Subsample - option to subsample samples in a feature-table by a metadata category

Lichen · February 20, 2019, 8:22am

Hello,

For making group comparisons, I have often found it useful to randomly subsample a feature-table such to have a similar number of samples in each group of interest (e.g., states of a metadata variable).

It would be useful to have an argument to 'feature-table subsample' that would subsample within states of a desired metadata variable, or intersections between states of multiple metadata variables, to a desired number of samples (x).

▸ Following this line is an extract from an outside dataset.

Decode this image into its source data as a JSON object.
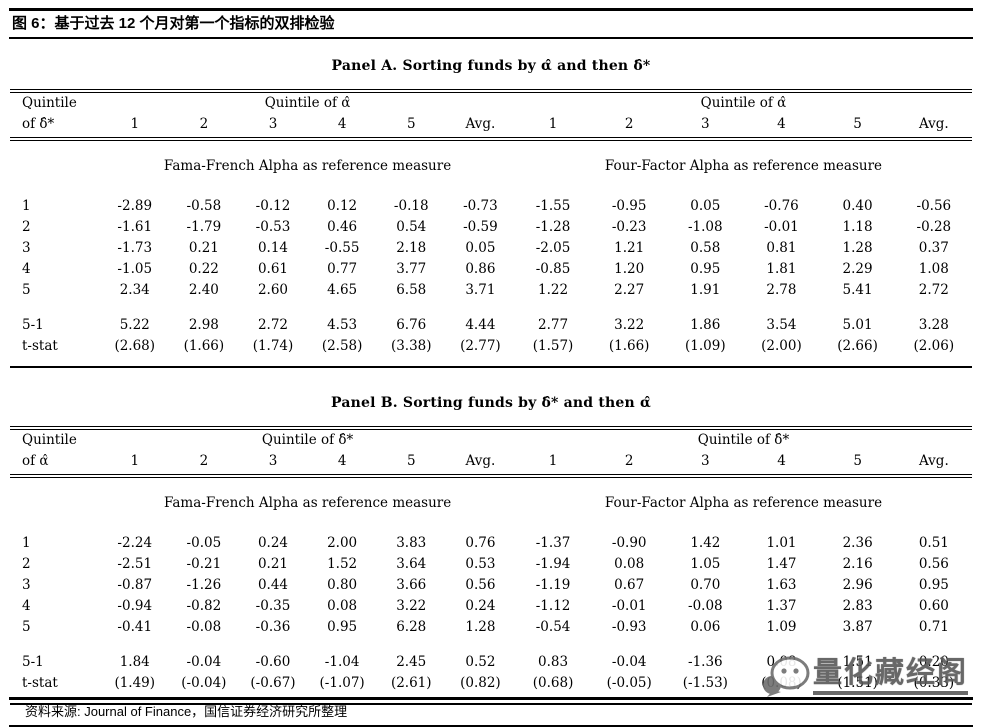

A useful default would be to subsample to the number of samples represented by the state (or intersection among states) with the fewest number of samples (y). If x exceeds y, another useful option would be to argue to include or exclude samples represented by states whose sample size is less than x.

Best wishes,

Justin

Nicholas_Bokulich · February 20, 2019, 1:23pm

Thanks @Lichen! You can use feature-table subsample to subsample, though you cannot stratify on a specific metadata variable. I have opened this feature request to add that eventually — contributions are always welcome to QIIME 2 and its plugins!

Negin · February 2, 2021, 12:24am

Hi is this available yet?

Nicholas_Bokulich · February 2, 2021, 7:51am

No — you can follow the link to the github issue above, which will be the best place to keep track of any progress.